How does someone without any industry qualifications or any kind of previous experience make an impact in video games? Especially when they are one, older; two, female; and three, disabled. This is my experience as to how I did that – and I honestly must say here, that I still am not sure how it happened other than by dumb luck and by being in the right place at the right time. Eventually.

In my spare time I like to practice painting. I’ve been doing so since I was a small child, when I decided it was something I wanted to make a living at when I got older. However, when I first attempted to break into the games industry as an artist back in the late 1990s, I was told that my art skills were weak and that no studio would even look twice at my work. I was also told rather blatantly that the industry was not for people like me – not for females, that is. I so badly wanted to get into the industry and my art was the only way I really knew how, but in 1998 the industry had revealed itself as a Boys Only Club.

So, being an outsider, it wasn’t until almost 25 years later that I actually succeeded in getting into the industry, and believe me – it wasn’t without push backs along the way. The more rejections I received, however, the more it fired me on to try harder and work smarter. I began to realise that it was not down to what I knew but who I knew. It also became obvious that despite having two history degrees, it was forever assumed that I knew nothing about games. To those on the outside, I was some generic blonde female gamer, a stereotype I tried time and again to push against.

In 2020 the pandemic hit and working from home seemed to have become the norm. This suited me fine, as the parent of a young child and someone without a driving licence due to my disability. Unfortunately I live in Derbyshire, where there aren’t too many studios, yet despite the increased number of roles allowing for remote working, I faced many of the same issues as before, and of course the increasingly convenient excuse of having no direct experience.

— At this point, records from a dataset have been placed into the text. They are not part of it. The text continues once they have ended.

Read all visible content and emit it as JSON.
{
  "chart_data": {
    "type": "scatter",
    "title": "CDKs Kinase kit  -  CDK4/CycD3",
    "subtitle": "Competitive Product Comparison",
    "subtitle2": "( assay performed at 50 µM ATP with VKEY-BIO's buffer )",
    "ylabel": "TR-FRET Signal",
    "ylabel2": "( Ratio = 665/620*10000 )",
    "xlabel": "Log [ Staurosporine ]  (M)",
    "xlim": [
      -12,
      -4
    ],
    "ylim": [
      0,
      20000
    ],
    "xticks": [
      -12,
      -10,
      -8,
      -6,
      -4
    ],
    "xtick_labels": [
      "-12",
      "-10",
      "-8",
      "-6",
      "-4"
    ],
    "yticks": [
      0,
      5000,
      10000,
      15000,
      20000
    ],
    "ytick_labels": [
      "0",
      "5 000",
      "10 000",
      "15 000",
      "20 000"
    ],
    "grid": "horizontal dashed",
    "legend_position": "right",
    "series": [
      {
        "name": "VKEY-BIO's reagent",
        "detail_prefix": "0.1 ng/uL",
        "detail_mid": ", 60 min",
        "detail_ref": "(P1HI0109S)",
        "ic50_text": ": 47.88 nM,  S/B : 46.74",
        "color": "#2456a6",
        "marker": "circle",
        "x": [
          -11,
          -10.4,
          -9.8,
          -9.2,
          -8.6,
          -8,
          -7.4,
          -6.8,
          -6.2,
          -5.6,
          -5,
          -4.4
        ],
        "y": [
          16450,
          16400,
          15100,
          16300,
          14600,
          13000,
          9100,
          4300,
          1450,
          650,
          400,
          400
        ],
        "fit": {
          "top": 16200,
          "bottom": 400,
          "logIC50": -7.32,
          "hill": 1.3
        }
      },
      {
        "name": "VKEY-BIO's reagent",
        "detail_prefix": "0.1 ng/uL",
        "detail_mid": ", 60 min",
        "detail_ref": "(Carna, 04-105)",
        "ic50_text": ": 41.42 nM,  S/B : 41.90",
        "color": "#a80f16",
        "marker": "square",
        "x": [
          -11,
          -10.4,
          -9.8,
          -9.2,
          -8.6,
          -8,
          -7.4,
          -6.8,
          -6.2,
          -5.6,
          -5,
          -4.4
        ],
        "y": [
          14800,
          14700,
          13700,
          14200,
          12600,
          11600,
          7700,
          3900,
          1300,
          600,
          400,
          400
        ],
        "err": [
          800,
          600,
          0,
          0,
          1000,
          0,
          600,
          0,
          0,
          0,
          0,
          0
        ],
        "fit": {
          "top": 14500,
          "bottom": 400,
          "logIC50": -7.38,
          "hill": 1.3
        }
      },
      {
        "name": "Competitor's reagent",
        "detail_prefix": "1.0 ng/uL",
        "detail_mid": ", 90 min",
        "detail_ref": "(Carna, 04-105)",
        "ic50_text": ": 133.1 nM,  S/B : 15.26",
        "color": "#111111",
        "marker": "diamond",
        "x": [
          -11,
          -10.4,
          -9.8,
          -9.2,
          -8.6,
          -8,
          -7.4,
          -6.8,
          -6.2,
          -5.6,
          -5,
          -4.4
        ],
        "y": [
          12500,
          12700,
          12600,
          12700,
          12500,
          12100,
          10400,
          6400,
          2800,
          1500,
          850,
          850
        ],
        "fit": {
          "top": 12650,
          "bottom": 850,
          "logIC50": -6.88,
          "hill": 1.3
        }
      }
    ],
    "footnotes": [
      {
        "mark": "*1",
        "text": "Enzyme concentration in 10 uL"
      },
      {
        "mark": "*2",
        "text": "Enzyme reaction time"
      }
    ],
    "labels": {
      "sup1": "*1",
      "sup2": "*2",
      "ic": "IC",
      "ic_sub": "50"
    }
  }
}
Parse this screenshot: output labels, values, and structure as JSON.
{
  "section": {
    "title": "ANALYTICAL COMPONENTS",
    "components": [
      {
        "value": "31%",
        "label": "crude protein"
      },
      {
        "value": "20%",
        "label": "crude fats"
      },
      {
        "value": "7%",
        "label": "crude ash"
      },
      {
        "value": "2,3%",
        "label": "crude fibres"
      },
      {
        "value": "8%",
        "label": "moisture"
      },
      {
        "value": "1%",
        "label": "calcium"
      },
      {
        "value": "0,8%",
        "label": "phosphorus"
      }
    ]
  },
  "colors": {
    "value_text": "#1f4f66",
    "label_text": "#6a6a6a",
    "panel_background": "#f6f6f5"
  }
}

2021 was a good year for me, I was on a panel for Games Accessibility Conference EU and everything just seemed to snowball from there. Joining Many Cats Studios was very much a catalyst and without Chris Goodyear taking me under his wing to be the community manager of the company, I’d probably still be emailing studios and begging them to take a chance on me. If you’d had told me twelve months ago I’d be nominated for industry awards and sitting on award ceremony juries – I would have laughed
at you.

And in this last year, I have figured out that sometimes I am welcomed with my opinions and that being an older person in the gaming industry with a hearing disability puts me at a unique perspective, especially having had full hearing abilities once upon a time. I have to buy headphones that allow for my hearing aids now, I can no longer use AirPods and my audiologist has banned me from working in loud environments, but making an impact in the videogame industry is what I’ve always wanted to do – even if I had to go about it the hard way.

I’ve since spoken to kids who believed that their poor hearing would hold them back in the industry. I can tell them now that it doesn’t – or, at least, shouldn’t – and that persistence will take them further along their path than any resistance there might be in front of them. What matters is that the more of us that make this journey, the shorter it will be for those that follow.